As part of a budget compromise to erase a $24 billion deficit, Schwarzenegger and Democratic legislative leaders brokered a deal in July that would have reduced the prison population by about 37,000 over a two-year period. The plan had included controversial ideas such as allowing sick and elderly inmates to finish their sentences in home detention or community hospitals wearing Global Positioning System tracking devices.
The state Senate approved the plan, which would have saved the cash-strapped state about $1.2 billion this year, but it stalled in the Assembly. The lower house of the Legislature ultimately passed a significantly watered-down version stripped of the most controversial elements. The plan now would reduce the inmate population by about 27,000 over two years.
Parole system changes
According to sources, Rice and Seale talked about reducing the inmate population by implementing what the Legislature ultimately approved: changes to the state’s parole system so that some low- and moderate-risk offenders would not be subject to parole revocation; allowing certain felons who violate probation to serve time in county jails; and allowing the early release of inmates who complete certain rehabilitation programs such as earning GEDs.

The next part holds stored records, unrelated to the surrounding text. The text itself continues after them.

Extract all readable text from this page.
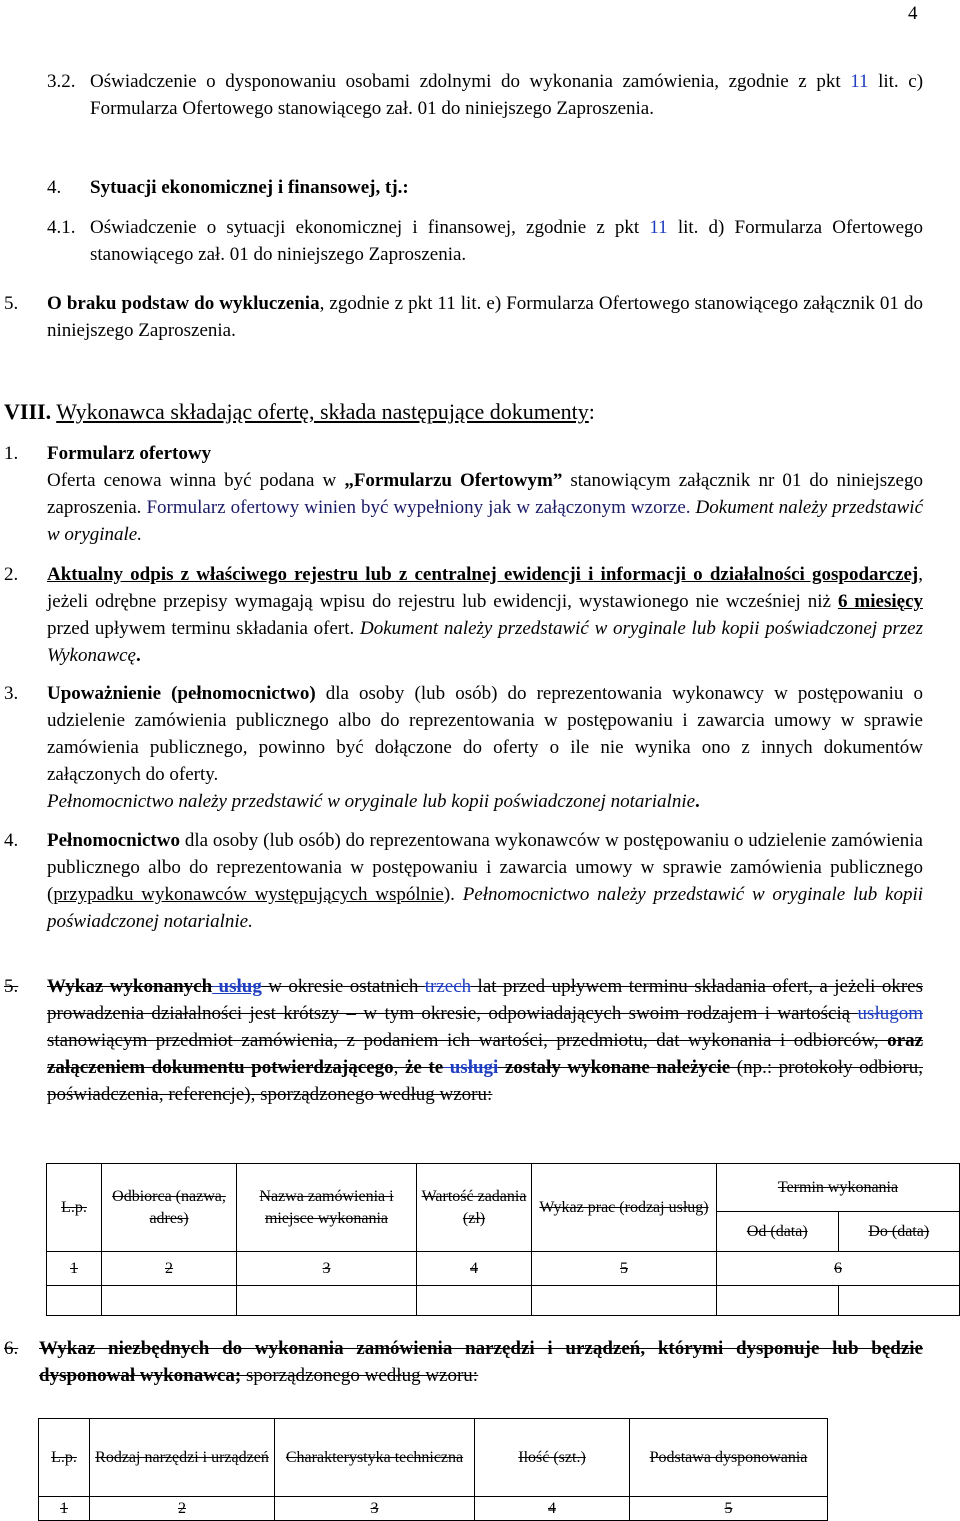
4
3.2. Oświadczenie o dysponowaniu osobami zdolnymi do wykonania zamówienia, zgodnie z pkt 11 lit. c) Formularza Ofertowego stanowiącego zał. 01 do niniejszego Zaproszenia.
4. Sytuacji ekonomicznej i finansowej, tj.:
4.1. Oświadczenie o sytuacji ekonomicznej i finansowej, zgodnie z pkt 11 lit. d) Formularza Ofertowego stanowiącego zał. 01 do niniejszego Zaproszenia.
5. O braku podstaw do wykluczenia, zgodnie z pkt 11 lit. e) Formularza Ofertowego stanowiącego załącznik 01 do niniejszego Zaproszenia.
VIII. Wykonawca składając ofertę, składa następujące dokumenty:
1. Formularz ofertowy
Oferta cenowa winna być podana w „Formularzu Ofertowym” stanowiącym załącznik nr 01 do niniejszego zaproszenia. Formularz ofertowy winien być wypełniony jak w załączonym wzorze. Dokument należy przedstawić w oryginale.
2. Aktualny odpis z właściwego rejestru lub z centralnej ewidencji i informacji o działalności gospodarczej, jeżeli odrębne przepisy wymagają wpisu do rejestru lub ewidencji, wystawionego nie wcześniej niż 6 miesięcy przed upływem terminu składania ofert. Dokument należy przedstawić w oryginale lub kopii poświadczonej przez Wykonawcę.
3. Upoważnienie (pełnomocnictwo) dla osoby (lub osób) do reprezentowania wykonawcy w postępowaniu o udzielenie zamówienia publicznego albo do reprezentowania w postępowaniu i zawarcia umowy w sprawie zamówienia publicznego, powinno być dołączone do oferty o ile nie wynika ono z innych dokumentów załączonych do oferty.
Pełnomocnictwo należy przedstawić w oryginale lub kopii poświadczonej notarialnie.
4. Pełnomocnictwo dla osoby (lub osób) do reprezentowana wykonawców w postępowaniu o udzielenie zamówienia publicznego albo do reprezentowania w postępowaniu i zawarcia umowy w sprawie zamówienia publicznego (przypadku wykonawców występujących wspólnie). Pełnomocnictwo należy przedstawić w oryginale lub kopii poświadczonej notarialnie.
5. Wykaz wykonanych usług w okresie ostatnich trzech lat przed upływem terminu składania ofert, a jeżeli okres prowadzenia działalności jest krótszy – w tym okresie, odpowiadających swoim rodzajem i wartością usługom stanowiącym przedmiot zamówienia, z podaniem ich wartości, przedmiotu, dat wykonania i odbiorców, oraz załączeniem dokumentu potwierdzającego, że te usługi zostały wykonane należycie (np.: protokoły odbioru, poświadczenia, referencje), sporządzonego według wzoru:
L.p.	Odbiorca (nazwa, adres)	Nazwa zamówienia i miejsce wykonania	Wartość zadania (zł)	Wykaz prac (rodzaj usług)	Termin wykonania	
					Od (data)	Do (data)
1	2	3	4	5	6	

6. Wykaz niezbędnych do wykonania zamówienia narzędzi i urządzeń, którymi dysponuje lub będzie dysponował wykonawca; sporządzonego według wzoru:
L.p.	Rodzaj narzędzi i urządzeń	Charakterystyka techniczna	Ilość (szt.)	Podstawa dysponowania
1	2	3	4	5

The governor also plans to commute sentences of some nonviolent illegal immigrant inmates and transfer them to federal authorities for deportation; seek to transfer at least 2,500 inmates to out-of-state prisons; and attempt to place low-level offenders in private prisons in California, sources said.
Schwarzenegger is also considering building three prison facilities - one reception center and two housing units - likely within the grounds of existing prisons, as well as converting the corrections’ juvenile facilities into adult prisons, according to sources.